I've never believed the theory that the Virgin Queen wasn't.  By the time she was 16, Elizabeth had seen her mother executed and two stepmothers die in childbirth.  She'd also been subject to rumors and scandal regarding her relationship with Thomas Seymour, Katherine Parr's husband.  Today, we'd see their relationship as molestation but 470 years ago, it was attempted treason for him, near-ruin for her.  With childbirth such a risky undertaking and a family history linking sex and scandal, I doubt the calculating Queen would be willing to risk death to consummate a relationship.

Marriage would also deprive Elizabeth of her power.  Her sister Mary had been England's firsts undisputed Queen Regnant and her unsuccessful reign had not been helped by her marriage to Phillip of Spain.  As ruler of the country but a subject of her husband, a Queen married to a foreign prince had divided loyalties.  A Queen who married one of her subjects would exacerbate factions within the court.

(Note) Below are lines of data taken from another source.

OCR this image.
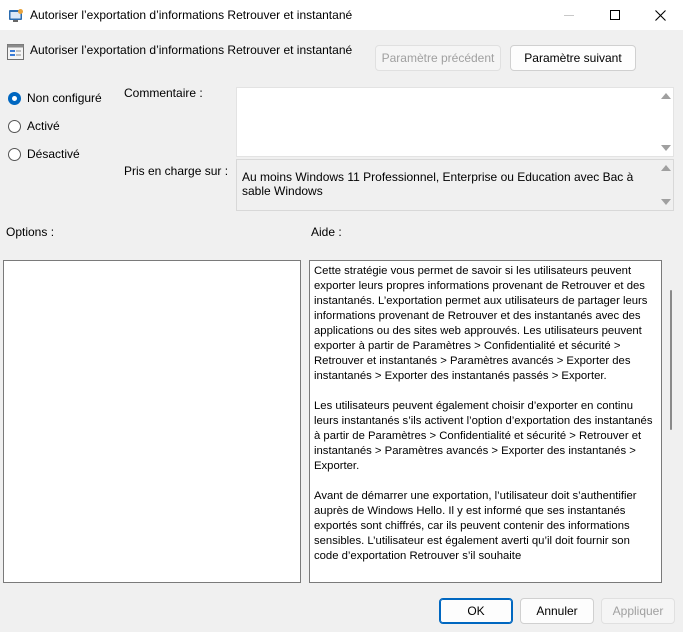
Autoriser l’exportation d’informations Retrouver et instantané
Autoriser l’exportation d’informations Retrouver et instantané
Paramètre précédent	Paramètre suivant
Non configuré
Activé
Désactivé
Commentaire :
Pris en charge sur : Au moins Windows 11 Professionnel, Enterprise ou Education avec Bac à sable Windows
Options :	Aide :

Cette stratégie vous permet de savoir si les utilisateurs peuvent exporter leurs propres informations provenant de Retrouver et des instantanés. L’exportation permet aux utilisateurs de partager leurs informations provenant de Retrouver et des instantanés avec des applications ou des sites web approuvés. Les utilisateurs peuvent exporter à partir de Paramètres > Confidentialité et sécurité > Retrouver et instantanés > Paramètres avancés > Exporter des instantanés > Exporter des instantanés passés > Exporter.

Les utilisateurs peuvent également choisir d’exporter en continu leurs instantanés s’ils activent l’option d’exportation des instantanés à partir de Paramètres > Confidentialité et sécurité > Retrouver et instantanés > Paramètres avancés > Exporter des instantanés > Exporter.

Avant de démarrer une exportation, l’utilisateur doit s’authentifier auprès de Windows Hello. Il y est informé que ses instantanés exportés sont chiffrés, car ils peuvent contenir des informations sensibles. L’utilisateur est également averti qu’il doit fournir son code d’exportation Retrouver s’il souhaite

OK	Annuler	Appliquer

The Marriage Game adds another complication.  Elizabeth was in love with Robert Dudley.  Both safe (because he was then married to Amy Rosbart) and dangerous (as the brother and son of traitors), she'd known him from their childhood in the Tower of London.  Weir uses their flirtatious, physical relationship as the background to the perpetual negotiations.  Shifting perspective between Elizabeth and Dudley, she portrays a complex relationship hindered by Elizabeth's vanity and position, and later by complacency and Dudley's desire for an heir of his own.  A partially requited love story with political undercurrents, The Marriage Game provides a view of Elizabeth as a person more than as a monarch.